Increased tenderness in trigeminally innervated muscles is a risk factor for an impending migraine attack.
Acknowledgements
We thank our colleague Thien Phu Do for creating the figures and statistician Lene Theil Skovgaard for guidance with the statistical analysis. We greatly appreciate the discussions with Professor Jes Olesen during preparation of the manuscript.
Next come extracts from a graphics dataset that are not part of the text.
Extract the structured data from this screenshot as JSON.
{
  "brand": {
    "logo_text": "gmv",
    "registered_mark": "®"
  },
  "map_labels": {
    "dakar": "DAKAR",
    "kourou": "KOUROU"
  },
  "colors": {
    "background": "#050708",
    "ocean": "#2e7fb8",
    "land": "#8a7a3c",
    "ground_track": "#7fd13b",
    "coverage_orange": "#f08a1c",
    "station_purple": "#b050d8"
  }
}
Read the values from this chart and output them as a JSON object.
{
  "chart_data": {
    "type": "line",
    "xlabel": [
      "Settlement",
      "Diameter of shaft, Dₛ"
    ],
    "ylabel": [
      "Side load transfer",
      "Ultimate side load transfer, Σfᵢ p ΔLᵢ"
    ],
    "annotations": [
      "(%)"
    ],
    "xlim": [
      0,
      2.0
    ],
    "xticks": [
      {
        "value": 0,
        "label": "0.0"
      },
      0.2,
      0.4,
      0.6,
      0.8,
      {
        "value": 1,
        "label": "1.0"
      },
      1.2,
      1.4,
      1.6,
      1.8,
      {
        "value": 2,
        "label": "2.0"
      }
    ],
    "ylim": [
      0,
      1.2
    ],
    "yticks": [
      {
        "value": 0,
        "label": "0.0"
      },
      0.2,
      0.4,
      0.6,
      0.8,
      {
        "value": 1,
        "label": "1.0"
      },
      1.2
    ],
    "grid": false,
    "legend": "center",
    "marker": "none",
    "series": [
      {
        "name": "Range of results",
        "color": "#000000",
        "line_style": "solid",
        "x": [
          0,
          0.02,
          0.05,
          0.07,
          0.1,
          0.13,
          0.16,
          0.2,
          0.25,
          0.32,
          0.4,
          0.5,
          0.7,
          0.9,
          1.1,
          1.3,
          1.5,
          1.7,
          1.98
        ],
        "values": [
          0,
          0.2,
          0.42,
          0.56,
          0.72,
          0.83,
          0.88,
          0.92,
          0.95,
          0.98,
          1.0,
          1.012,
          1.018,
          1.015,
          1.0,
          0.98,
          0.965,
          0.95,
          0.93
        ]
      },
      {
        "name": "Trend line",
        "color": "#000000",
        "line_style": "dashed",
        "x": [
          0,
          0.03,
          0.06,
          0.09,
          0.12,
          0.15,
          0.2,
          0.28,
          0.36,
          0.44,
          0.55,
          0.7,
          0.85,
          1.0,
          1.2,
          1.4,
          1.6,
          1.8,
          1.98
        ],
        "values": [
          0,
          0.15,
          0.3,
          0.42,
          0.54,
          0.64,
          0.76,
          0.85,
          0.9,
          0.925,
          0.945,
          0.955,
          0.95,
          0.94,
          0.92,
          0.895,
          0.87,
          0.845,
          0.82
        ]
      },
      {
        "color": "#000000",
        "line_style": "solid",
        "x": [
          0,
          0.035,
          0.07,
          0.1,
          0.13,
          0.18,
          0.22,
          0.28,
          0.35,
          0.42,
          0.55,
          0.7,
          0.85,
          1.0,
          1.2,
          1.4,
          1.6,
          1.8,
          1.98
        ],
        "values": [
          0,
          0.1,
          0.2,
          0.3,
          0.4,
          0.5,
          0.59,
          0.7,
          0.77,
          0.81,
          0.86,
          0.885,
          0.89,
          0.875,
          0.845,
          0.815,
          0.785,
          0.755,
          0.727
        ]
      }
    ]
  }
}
Declaration of conflicting interests
The authors declared the following potential conflicts of interest with respect to the research, authorship, and/or publication of this article: HWS has received speaking fees from Novartis and Teva, and has received grant from Novartis. MA has received personal fees from Alder BioPharmaceuticals, Allergan, Amgen, Eli Lilly, Novartis, and Teva, and also participated in clinical trials as the principal investigator for Alder, Amgen, electroCore, Novartis, and Teva. This author also serves as an associate editor of Cephalalgia, associate editor of Headache and co-editor of the Journal of Headache and Pain, and is President of the International Headache Society and General Secretary of the European Headache Federation. MA also reports research grants from Lundbeck Foundation, Research Foundation of the Capital Region of Copenhagen, and Novo Nordisk Foundation. The other authors declared no conflicts of interest.
Funding
The authors disclosed receipt of the following financial support for the research, authorship, and/or publication of this article: The present work was funded by Candys Foundation, Torben & Alice Frimodts Fond and The A.P. Møller Foundation for the Advancement of Medical Science.